Uluslararası sivil toplum kuruluşları Climate Analytics ve NewClimate Institute, dünyada küresel ısınmayı 1,5 dereceyle sınırlandırmak için kilit ülkelerde rüzgar ve güneş enerjisinde gereken artış hızını hesapladı.
Bu kapsamda, dünyadaki mevcut rüzgar ve güneş enerjisinin yüzde 70'inden fazlasını oluşturan 11 ülkede, ulusal düzeyde ihtiyaç duyulan rüzgar ve güneş enerjisi kurulu gücü analiz edildi.
Analizdeki ülkeler arasında Türkiye, Çin, ABD, Hindistan, Avustralya, Brezilya, Almanya, Endonezya, Meksika, Nijerya ve Güney Afrika yer aldı.
Analizde Türkiye'ye ilişkin bulgulara göre, ülkenin 2022 sonu itibarıyla 22 gigavat seviyesinde bulunan rüzgar ve güneş enerjisi kapasitesinin hızla artırılması için büyük bir potansiyel bulunuyor.
Türkiye'nin Ulusal Enerji Planı'nda 2030'a kadar güneş enerjisi kurulu gücünün 33 gigavat, rüzgar enerjisi kurulu gücünün ise 18 gigavata ulaşma hedefi bulunuyor.
Ancak mevcut politikalar ve piyasa koşulları altında 2022'de 11 gigavat olan güneş enerjisi kapasitesinin 2028'de 39 gigavata ulaşacağı öngörülürken, 2022'de 11 gigavat olan rüzgar enerjisi kapasitesinin ise yine bu dönemde 18 gigavata yükselmesi bekleniyor.
Böylece, Türkiye'nin 2030'a ilişkin mevcut rüzgar ve güneş enerjisi hedeflerini büyük bir farkla aşacağı öngörülüyor. Analize göre, bu durum Türkiye'nin temiz enerji dönüşümü ve iklim değişikliğiyle mücadeleyi güçlendirmek için güneş ve rüzgar enerjisinde daha iddialı hedefler koyabileceğini gösteriyor.
Küresel sıcaklık artışını 1,5 dereceyle sınırlandırma hedefiyle uyumlu olması için Türkiye'nin rüzgar ve güneş enerjisinden elektrik üretiminin 2030'a kadar 2022 seviyesine göre 3 ila 4 kat artması gerekirken, bu da söz konusu dönemde güneş ve rüzgar enerjisi kapasitesinin sırasıyla 62 ve 27 gigavata yükselmesini gerektiriyor.

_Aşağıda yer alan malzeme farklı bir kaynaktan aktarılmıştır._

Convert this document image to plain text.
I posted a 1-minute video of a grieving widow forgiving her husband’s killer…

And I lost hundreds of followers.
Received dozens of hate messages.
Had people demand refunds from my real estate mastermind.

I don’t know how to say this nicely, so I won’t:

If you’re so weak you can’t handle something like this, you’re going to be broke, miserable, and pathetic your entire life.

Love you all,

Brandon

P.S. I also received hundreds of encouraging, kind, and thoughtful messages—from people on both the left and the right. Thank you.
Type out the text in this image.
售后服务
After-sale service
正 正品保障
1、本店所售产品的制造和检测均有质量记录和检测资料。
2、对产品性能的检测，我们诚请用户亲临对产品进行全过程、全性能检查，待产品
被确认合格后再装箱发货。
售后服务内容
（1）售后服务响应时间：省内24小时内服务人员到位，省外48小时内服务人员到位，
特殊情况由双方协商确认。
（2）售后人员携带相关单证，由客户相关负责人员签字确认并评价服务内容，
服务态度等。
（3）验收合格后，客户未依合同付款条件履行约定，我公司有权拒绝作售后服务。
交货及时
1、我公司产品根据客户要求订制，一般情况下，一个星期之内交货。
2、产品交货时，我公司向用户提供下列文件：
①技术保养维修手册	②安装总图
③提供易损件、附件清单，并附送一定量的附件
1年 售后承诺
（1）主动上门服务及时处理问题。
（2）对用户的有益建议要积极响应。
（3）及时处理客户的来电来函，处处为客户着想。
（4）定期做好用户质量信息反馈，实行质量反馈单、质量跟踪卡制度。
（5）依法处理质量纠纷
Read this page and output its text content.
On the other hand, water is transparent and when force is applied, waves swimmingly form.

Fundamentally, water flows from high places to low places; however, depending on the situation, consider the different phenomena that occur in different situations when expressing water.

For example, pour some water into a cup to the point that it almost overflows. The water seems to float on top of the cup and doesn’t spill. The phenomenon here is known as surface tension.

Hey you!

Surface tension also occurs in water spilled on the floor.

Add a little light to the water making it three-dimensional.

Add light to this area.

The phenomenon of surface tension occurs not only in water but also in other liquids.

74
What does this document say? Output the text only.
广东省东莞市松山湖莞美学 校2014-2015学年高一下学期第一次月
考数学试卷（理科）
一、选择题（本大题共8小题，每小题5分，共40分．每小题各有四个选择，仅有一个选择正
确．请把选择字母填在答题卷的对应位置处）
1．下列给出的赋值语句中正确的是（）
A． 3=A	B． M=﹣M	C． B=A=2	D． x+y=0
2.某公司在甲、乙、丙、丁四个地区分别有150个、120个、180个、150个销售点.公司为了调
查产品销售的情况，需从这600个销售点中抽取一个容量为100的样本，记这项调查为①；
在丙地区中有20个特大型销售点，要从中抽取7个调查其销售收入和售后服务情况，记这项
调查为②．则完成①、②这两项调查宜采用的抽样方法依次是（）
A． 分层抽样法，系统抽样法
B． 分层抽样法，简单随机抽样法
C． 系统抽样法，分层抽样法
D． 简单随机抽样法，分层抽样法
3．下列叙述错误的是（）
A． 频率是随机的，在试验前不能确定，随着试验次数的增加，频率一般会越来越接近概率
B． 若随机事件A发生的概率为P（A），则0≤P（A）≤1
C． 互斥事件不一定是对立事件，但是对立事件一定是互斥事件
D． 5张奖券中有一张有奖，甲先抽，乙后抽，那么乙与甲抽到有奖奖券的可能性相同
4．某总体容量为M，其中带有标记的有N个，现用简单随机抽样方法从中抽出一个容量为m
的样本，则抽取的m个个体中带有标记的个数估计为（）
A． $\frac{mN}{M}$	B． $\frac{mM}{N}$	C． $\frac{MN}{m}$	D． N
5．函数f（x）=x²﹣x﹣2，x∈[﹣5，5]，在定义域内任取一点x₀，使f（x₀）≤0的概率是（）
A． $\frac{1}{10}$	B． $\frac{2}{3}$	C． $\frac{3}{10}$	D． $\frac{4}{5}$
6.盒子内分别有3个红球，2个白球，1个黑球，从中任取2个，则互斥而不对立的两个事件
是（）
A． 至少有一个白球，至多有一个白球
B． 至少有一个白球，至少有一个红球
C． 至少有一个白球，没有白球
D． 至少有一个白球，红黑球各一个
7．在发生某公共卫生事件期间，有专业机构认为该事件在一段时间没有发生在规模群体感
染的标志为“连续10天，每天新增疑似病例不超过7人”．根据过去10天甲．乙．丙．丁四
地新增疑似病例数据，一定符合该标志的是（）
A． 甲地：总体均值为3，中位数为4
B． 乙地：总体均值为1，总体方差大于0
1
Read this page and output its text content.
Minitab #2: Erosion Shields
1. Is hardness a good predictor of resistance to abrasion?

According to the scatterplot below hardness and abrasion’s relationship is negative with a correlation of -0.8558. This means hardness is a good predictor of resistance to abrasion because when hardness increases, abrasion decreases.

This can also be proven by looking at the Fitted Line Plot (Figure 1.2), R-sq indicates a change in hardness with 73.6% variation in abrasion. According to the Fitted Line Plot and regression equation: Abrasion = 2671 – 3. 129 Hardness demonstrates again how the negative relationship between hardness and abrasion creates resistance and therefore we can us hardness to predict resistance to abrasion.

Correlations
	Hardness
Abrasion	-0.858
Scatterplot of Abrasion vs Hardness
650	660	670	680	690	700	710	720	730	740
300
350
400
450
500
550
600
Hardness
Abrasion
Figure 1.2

Türkiye'nin bu kapasite artışını gerçekleştirmesi halinde 2035'e yönelik ulusal hedeflerine 5 yıl erken ulaşabileceği hesaplanıyor.
Climate Analytics Kıdemli İklim ve Enerji Analisti Neil Grant, analize ilişkin değerlendirmesinde, "Türkiye'nin mevcut politika planları, 1,5 derece hedefiyle uyumlu ve gereken hıza ulaşmak için kolaylıkla biraz daha hızlanabilir. Ülke, bol yenilenebilir enerji kaynaklarından yararlanmak için harika bir konumda." ifadelerini kullandı.
Güneş, 2050'de dünya elektriğinin yarısından fazlasını karşılayabilir
Küresel iklim hedeflerinin gerçekleştirilebilmesi için ise rüzgar ve güneş enerjisinin Türkiye dahil söz konusu 11 ülkede ise 2030'a kadar mevcut hızından 5 kat, 2035'e kadar 8 kat daha hızlı büyümesi gerekiyor.
Bu ülkelerde kısa vadede rüzgar enerjisi kilit bir rol oynarken, güneş enerjisinin 2050 itibarıyla temel elektrik kaynağı haline gelmesi ve küresel elektrik üretiminin yarısından fazlasını karşılaması bekleniyor.
Çin, bu alanda kilit piyasa olarak öne çıkıyor. Rüzgar ve güneş enerjisinde 2030 hedeflerini 6 yıl erken başaran ve bu kaynaklardaki kurulu gücü 1,2 teravata yükselen Çin'in mevcut hızını sürdürmesi halinde 4,5 teravat kapasiteye ulaşma ihtimali bulunuyor.
Hindistan'ın rüzgar ve güneş enerjisinde mevcut kapasitesini 5 kat artırarak 600 gigavata ulaşması gerekirken, ülkenin daha fazla uluslararası finansmana ihtiyaç duyabileceği öngörülüyor.
ABD'de ise küresel sıcaklık artışını 1,5 dereceyle sınırlandırma hedefiyle uyumlu olması için rüzgar ve güneş enerjisi kapasitesinin 2030'a kadar 5 kat büyüyerek 1,400 gigavata yükselmesi gerekiyor.
Grant, Çin'deki kapasite artışına ilişkin değerlendirmesinde, Çin'de yenilenebilir enerji kapasitesinin rekor kırmasıyla emisyonların zirveye yaklaştığını belirterek, "Ancak bu zirveyi aşmak ve emisyonları 1,5 derece hedefi için gereken hızda düşürmek amacıyla Çin'in kendi başarısını da aşması ve bu kaynakları daha hızlı şekilde devreye alması gerekiyor." ifadesini kullandı.
NewClimate Institute'den raporun yazarı Markus Hagemann ise ABD'nin 2035'e kadar karbondan arındırılmış elektrik sektörü vaatlerini yerine getirmesi gerektiğini dile getirerek, şunları kaydetti:
"Bu hedef genel olarak Paris Anlaşması'ndaki küresel sıcaklık artışını sınırlandırma hedefleriyle uyumlu. ABD için bu, fosil yakıtların 2035'e kadar elektrik üretiminden tamamen çıkarılabilmesini sağlamak için rüzgar ve güneş enerjisi kapasitesini 2030'a kadar neredeyse 5 kat artırmak anlamına geliyor."